Do Nurses at The Willows At East Lansing Stick Around?

The Willows At East Lansing has a staff turnover rate of 36%, which is about average for Michigan nursing homes (state average: 46%). Moderate turnover is common in nursing homes, but families should still ask about staff tenure and how the facility maintains care continuity when employees leave.

Was The Willows At East Lansing Ever Fined?

The Willows At East Lansing has no federal fines on record. CMS issues fines when nursing homes fail to meet care standards or don't correct problems found during inspections. The absence of fines suggests the facility has either maintained compliance or corrected any issues before penalties were assessed. This is a positive indicator, though families should still review recent inspection reports for the full picture.

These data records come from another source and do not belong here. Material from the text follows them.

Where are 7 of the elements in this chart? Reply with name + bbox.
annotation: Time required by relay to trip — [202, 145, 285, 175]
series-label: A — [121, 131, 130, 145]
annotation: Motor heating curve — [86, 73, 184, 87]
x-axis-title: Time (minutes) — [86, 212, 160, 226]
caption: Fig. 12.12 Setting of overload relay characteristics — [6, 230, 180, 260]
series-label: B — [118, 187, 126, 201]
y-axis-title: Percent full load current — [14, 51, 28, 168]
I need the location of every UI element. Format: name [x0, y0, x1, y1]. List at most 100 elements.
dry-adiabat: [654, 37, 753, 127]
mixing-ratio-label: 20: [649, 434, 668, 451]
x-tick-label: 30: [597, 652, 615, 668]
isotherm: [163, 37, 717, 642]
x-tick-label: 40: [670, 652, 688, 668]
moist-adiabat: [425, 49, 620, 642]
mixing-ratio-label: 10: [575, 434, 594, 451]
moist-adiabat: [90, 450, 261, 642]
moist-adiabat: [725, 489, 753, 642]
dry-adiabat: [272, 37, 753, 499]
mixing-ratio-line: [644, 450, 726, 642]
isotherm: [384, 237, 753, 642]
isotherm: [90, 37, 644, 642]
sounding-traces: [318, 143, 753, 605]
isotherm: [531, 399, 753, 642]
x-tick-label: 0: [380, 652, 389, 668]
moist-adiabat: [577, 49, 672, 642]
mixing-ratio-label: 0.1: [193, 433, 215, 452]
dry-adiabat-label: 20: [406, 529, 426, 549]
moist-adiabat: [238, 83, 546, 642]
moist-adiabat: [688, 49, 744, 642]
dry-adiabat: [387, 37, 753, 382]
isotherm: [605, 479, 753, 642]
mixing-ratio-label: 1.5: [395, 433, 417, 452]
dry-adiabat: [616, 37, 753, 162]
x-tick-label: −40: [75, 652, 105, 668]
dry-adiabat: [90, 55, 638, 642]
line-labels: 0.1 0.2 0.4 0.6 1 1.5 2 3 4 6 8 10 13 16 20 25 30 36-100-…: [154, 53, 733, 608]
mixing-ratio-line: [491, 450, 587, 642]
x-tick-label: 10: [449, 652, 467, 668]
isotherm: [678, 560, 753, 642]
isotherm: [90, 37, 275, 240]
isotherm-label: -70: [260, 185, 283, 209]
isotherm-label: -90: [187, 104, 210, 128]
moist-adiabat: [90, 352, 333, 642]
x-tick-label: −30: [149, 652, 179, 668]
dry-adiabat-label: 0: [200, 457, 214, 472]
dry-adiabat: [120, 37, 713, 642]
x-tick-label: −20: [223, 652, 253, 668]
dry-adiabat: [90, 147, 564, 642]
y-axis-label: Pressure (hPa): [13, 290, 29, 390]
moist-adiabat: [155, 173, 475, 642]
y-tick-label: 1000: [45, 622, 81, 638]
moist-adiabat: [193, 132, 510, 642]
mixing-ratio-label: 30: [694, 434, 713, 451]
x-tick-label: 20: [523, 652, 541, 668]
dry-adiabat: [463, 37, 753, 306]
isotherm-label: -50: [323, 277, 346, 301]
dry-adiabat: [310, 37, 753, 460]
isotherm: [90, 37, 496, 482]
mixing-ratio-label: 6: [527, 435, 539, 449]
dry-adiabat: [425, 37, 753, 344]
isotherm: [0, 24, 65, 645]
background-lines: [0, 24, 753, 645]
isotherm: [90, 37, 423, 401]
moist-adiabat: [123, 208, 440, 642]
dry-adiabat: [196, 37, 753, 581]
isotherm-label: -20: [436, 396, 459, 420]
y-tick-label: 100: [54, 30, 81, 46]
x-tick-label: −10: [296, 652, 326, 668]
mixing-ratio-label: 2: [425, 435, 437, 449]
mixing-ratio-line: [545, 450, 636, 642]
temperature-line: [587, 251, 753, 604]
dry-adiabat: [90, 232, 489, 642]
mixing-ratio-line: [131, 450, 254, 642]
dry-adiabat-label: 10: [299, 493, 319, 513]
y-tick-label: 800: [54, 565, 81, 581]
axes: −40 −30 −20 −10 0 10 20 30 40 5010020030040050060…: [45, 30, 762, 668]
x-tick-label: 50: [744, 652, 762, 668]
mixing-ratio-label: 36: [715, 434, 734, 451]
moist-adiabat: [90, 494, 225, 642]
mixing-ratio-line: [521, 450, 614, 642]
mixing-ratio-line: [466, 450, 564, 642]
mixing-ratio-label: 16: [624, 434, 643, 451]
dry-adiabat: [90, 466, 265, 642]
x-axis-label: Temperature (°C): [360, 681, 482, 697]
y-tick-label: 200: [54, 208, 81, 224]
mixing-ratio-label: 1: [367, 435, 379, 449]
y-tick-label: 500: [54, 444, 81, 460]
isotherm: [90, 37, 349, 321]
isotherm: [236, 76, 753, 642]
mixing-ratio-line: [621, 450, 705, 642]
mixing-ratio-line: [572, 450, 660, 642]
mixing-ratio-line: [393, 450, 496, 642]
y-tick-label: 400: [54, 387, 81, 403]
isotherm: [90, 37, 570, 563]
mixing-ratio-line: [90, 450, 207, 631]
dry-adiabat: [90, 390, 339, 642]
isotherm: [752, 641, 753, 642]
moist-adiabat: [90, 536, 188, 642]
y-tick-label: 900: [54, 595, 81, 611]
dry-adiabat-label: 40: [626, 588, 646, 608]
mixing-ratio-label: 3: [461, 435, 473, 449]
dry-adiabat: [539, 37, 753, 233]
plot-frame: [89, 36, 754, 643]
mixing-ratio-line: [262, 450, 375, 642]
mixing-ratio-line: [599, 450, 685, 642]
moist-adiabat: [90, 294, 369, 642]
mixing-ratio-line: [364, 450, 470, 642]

Is The Willows At East Lansing on Any Federal Watch List?

The Willows At East Lansing is not on any federal watch list. The most significant is the Special Focus Facility (SFF) program, which identifies the bottom 1% of nursing homes nationally based on persistent, serious quality problems. Not being on this list means the facility has avoided the pattern of deficiencies that triggers enhanced federal oversight. This is a positive indicator, though families should still review the facility's inspection history directly.